This is a popular urban legend and factually incorrect.
Ricin is a cytotoxin that inhibits protein synthesis in mammalian cells by (permanently) inactivating the ribosomes, shutting them down. It causes wholesale cell death and tissue/organ failure as a result. The direct cause of death can vary widely and depends on where the ricin is in the body and the method by which you came in contact with it. Because of the very fine-grained nature of its toxic effect, it usually takes anywhere from hours to days before symptoms of poisoning are noticeable, usually requiring a critical mass of cells in a region of your body to die before you notice since cell death is a normally occurring phenomenon in the body. Of course, if you notice any symptoms at all, you are usually toast. This has made it a popular assassins weapon, since a lethal poisoning may take a day or more to manifest symptoms.
Among the reasons ricin is interesting is that it is not very specific to any particular kind of cell and will happily deactivate eukaryotic ribosomes most places it finds them. Most cytotoxins show a great deal more specificity.
Ricin.
Ricin is a glycoprotein toxin (66,000 daltons) from the seed of the castor plant. It blocks protein synthesis by altering the rRNA, thus killing the cell. Ricin's significance as a potential biological warfare agent relates to its availability world wide, its ease of production, and extreme pulmonary toxicity when inhaled.
Overall, the clinical picture seen depends on the route of exposure.
All reported serious or fatal cases of castor bean ingestion have taken approximately the same course: rapid onset of nausea, vomiting, abdominal cramps and severe diarrhea with vascular collapse; death has occurred on the third day or later.
Following inhalation, one might expect nonspecific symptoms of weakness, fever, cough, and hypothermia followed by hypotension and cardiovascular collapse. The exact cause of death is unknown and probably varies with route of intoxication. High doses by inhalation appear to produce severe enough pulmonary damage to cause death.
[Hypotension and cardiovascular collapse: Tachycardia, arrhythmias, ECG may show ischaemic changes. Cardiac arrest.]
In oral intoxication, fever, gastrointestinal involvement, and vascular collapse are prominent, the latter differentiating it from infection with enteric pathogens. With regard to inhalation exposure, nonspecific findings of weakness, fever, vomiting, cough, hypothermia, and hypotension in large numbers of patients might suggest several respiratory pathogens.
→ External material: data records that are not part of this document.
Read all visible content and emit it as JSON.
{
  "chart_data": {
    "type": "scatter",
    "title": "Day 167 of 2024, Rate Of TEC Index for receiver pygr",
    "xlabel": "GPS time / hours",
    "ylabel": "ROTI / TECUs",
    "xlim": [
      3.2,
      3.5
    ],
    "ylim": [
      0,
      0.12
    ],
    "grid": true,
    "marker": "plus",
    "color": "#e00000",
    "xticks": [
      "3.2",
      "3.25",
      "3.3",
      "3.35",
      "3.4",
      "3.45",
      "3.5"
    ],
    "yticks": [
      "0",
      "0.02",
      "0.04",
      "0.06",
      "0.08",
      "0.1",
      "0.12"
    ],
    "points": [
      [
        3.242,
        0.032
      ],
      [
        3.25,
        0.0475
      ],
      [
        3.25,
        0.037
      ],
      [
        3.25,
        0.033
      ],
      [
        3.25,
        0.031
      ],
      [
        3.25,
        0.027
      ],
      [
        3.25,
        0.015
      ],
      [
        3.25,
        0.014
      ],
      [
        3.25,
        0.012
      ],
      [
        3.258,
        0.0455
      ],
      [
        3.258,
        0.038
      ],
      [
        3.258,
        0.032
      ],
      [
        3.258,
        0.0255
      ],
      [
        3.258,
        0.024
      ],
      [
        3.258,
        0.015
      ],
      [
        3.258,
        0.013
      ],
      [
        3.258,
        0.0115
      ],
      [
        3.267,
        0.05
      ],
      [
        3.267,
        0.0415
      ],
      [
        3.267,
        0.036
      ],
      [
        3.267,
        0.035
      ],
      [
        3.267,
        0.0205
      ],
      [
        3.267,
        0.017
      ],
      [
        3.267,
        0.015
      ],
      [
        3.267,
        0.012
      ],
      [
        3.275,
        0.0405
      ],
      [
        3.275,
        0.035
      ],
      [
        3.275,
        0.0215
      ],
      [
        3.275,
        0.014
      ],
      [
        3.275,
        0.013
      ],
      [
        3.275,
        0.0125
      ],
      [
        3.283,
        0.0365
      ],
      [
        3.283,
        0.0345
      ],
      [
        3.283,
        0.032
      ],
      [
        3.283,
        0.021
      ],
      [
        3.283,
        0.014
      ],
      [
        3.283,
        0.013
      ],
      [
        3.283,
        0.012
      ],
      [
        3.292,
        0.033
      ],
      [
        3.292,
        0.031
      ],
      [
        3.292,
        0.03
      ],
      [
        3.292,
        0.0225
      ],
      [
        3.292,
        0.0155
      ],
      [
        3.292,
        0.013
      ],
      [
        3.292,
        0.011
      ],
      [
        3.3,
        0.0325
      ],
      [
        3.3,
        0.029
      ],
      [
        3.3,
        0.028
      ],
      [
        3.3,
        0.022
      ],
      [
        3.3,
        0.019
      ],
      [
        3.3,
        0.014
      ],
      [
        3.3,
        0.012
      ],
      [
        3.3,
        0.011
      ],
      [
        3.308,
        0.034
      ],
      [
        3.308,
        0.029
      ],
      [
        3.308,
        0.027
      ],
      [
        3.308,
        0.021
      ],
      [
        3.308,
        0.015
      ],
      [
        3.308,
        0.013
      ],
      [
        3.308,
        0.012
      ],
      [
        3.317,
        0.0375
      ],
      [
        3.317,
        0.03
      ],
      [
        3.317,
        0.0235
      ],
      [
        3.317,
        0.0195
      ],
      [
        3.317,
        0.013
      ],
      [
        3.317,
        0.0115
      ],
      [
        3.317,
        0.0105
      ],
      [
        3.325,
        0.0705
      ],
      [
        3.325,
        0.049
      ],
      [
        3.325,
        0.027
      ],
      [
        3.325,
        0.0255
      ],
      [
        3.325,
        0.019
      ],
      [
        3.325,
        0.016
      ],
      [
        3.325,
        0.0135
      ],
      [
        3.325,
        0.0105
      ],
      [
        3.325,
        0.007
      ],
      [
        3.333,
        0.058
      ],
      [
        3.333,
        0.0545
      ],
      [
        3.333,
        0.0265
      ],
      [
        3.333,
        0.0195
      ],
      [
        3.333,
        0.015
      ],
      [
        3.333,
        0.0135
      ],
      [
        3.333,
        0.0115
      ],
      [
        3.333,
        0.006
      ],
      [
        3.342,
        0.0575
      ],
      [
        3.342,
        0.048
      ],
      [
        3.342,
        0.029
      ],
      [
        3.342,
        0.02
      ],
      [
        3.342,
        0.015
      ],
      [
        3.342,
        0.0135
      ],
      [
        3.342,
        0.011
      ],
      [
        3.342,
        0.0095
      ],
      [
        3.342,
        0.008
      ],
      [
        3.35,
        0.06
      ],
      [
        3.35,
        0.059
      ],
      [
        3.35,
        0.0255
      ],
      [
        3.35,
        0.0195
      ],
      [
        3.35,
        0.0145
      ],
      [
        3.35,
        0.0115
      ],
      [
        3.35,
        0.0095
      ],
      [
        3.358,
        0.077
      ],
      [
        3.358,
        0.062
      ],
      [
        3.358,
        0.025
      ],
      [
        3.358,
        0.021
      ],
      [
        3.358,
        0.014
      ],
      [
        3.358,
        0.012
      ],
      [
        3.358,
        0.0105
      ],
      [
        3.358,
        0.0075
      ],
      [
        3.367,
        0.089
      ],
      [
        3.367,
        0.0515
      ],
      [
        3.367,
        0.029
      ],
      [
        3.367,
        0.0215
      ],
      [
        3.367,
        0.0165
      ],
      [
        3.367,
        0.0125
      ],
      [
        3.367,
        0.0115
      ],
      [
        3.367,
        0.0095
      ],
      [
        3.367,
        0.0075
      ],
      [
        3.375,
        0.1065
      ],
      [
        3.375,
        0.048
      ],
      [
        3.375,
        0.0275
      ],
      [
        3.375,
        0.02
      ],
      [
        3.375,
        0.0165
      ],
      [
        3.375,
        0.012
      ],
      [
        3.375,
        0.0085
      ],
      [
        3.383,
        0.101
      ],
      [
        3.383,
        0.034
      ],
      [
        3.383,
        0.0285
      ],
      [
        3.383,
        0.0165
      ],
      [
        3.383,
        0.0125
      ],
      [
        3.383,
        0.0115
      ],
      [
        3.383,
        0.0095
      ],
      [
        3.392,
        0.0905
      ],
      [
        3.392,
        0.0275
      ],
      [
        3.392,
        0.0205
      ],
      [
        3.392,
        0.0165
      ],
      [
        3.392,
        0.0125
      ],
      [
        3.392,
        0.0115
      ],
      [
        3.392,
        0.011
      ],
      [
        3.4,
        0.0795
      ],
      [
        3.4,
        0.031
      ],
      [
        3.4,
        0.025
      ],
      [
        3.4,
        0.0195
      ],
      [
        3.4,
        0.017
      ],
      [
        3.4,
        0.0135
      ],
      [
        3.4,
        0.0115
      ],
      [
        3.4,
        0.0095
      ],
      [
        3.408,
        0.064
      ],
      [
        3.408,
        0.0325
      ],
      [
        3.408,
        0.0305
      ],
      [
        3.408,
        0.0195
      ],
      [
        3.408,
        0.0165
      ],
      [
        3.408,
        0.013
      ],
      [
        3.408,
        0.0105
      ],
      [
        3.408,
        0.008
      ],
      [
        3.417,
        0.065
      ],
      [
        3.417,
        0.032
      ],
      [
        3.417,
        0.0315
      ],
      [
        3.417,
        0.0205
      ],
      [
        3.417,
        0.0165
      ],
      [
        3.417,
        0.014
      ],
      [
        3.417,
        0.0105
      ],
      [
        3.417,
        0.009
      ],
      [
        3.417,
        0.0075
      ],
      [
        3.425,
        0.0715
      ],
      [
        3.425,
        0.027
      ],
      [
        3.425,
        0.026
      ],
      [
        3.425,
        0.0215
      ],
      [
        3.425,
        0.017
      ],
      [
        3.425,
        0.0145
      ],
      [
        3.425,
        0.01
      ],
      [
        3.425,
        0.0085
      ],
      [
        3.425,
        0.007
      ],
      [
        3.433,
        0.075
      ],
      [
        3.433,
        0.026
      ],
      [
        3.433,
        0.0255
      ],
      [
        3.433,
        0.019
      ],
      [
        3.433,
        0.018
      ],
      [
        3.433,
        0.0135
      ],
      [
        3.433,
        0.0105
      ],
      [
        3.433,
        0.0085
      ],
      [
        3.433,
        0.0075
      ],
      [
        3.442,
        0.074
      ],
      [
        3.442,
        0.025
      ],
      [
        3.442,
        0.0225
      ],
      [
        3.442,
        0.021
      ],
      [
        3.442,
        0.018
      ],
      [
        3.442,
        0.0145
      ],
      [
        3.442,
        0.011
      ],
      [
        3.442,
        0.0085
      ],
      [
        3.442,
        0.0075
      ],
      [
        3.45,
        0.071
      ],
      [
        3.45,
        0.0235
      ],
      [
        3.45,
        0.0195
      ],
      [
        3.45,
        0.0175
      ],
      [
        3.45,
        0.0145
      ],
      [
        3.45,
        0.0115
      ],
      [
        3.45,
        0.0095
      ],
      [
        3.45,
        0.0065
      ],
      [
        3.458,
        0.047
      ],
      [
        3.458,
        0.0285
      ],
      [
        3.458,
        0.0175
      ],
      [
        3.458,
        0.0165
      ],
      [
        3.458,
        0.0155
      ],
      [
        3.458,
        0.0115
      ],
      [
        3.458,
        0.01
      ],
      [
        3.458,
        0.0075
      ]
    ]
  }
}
Therapy is supportive and should include maintenance of intravascular volume. Standard management for poison ingestion should be employed if intoxication is by the oral route. There is presently no antitoxin available for treatment.
There is currently no prophylaxis approved for human use. Active immunization and passive antibody prophylaxis are under study, as both are effective in protecting animals from death following exposure by intravenous or respiratory routes.